Czinger disse que acelerou a impressão otimizando o processo para um número limitado de ligas de alumínio. Ele disse que a Divergent imprimiu peças do chassi que estão sendo testadas em ensaios de colisões por dois dos principais fabricantes mundiais de automóveis, e imprimirá 1.000 suspensões este ano para uso em um carro de produção, que ele preferiu manter sigilo. Ele disse que suas impressoras reduziram os custos das peças abaixo dos da fabricação tradicional. “Se você colocar o custo do ferramental ou da fundição na conta, verá que escolher a impressão 3D no lugar dos métodos convencionais oferece um maior custo/benefício”, disse ele. “Caso contrário, não teríamos feito esta escolha”, completa.

Impressão 3D de Peças Automotivas: Presente na F1 e Cada Vez Mais Próxima das Montadoras 2
O chassi Czinger 21C. A Divergent diz que imprimiu peças do chassi que estão sendo submetidas a testes de colisão por dois dos principais fabricantes mundiais de automóveis. Foto: Divergent Technologies

A Volkswagen planejou adotar a impressão 3D de peças automotivas gradualmente em suas linhas de produção, começando com peças de acabamento customizadas e progredindo para peças de chassis até 2023. “Há avanços revolucionários na fabricação utilizando aditivos”, disse Goede.

Um desses avanços é uma mudança no processo de impressão. A impressão 3D de peças automotivas geralmente é feita por “sinterização” a laser, que funde camadas de pó. Mas uma tecnologia mais antiga chamada impressão por encadernação foi aprimorada para produzir peças de metal duráveis ​​mais rapidamente do que o método de sinterização a laser. As impressoras de encadernação usam cola para unir as camadas de metal. A parte concluída é então aquecida, queimando a cola e fundindo o metal. Em testes na VW, a impressão de encadernação foi rápida e durável o suficiente para produção em massa, disse Goede.

Olhando para os avanços esperados, a VW estima que a velocidade de impressão de encadernação ultrapasse a de sinterização em 60 vezes nos próximos dois a cinco anos. A empresa está testando em ensaios de colisão o pilar vertical do para-brisa, conhecido como pilar A, do conversível europeu T-Roc, que pode aparecer em modelos futuros.

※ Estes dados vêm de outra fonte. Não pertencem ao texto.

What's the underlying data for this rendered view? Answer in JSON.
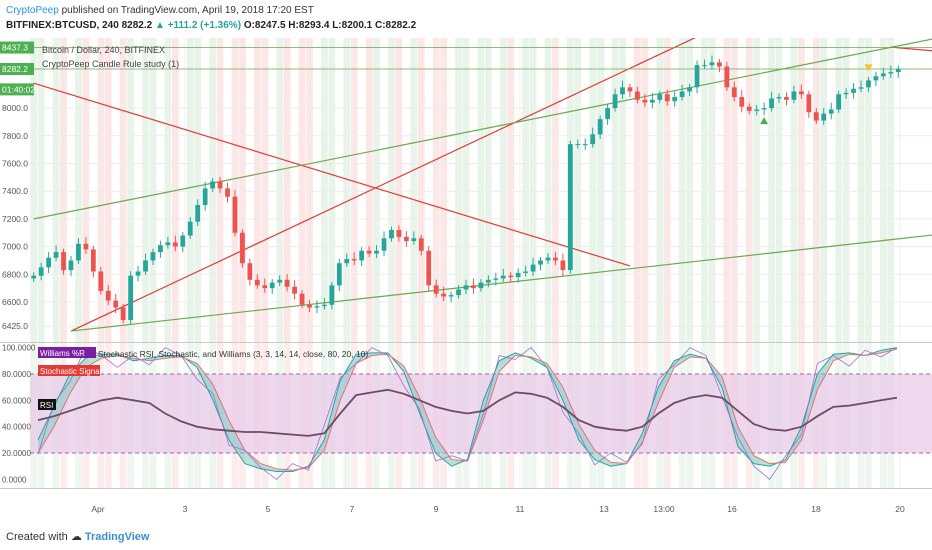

Mas ainda não acabou a batalha contra a manufatura tradicional. Ainda existem desafios para a manufatura aditiva, como garantir o controle de qualidade. Por exemplo, uma peça é confiável se houver uma flutuação momentânea na potência do laser? Quanto de flutuação está OK? Padrões e métodos de teste ainda precisam ser desenvolvidos, o que é difícil porque a impressão 3D está evoluindo rapidamente e é difícil para a metodologia de teste acompanhar essa evolução.

“Até onde qualquer um pode ver, ainda haverá uma necessidade de fabricação convencional quando se trata de peças como o capô de um carro, por exemplo”, disse Tim Weber, chefe global da HP para materiais 3D. “Criar uma peça muito grande, muito fina e muito lisa ainda será difícil com a manufatura aditiva.”

Mesmo os planos ambiciosos da VW não descartam a necessidade da fabricação convencional. “Em nossa estratégia não haverá eliminação completa”, disse Goede. “Ainda não conseguimos prever se haverá um veículo inteiramente impresso em 3D no futuro.”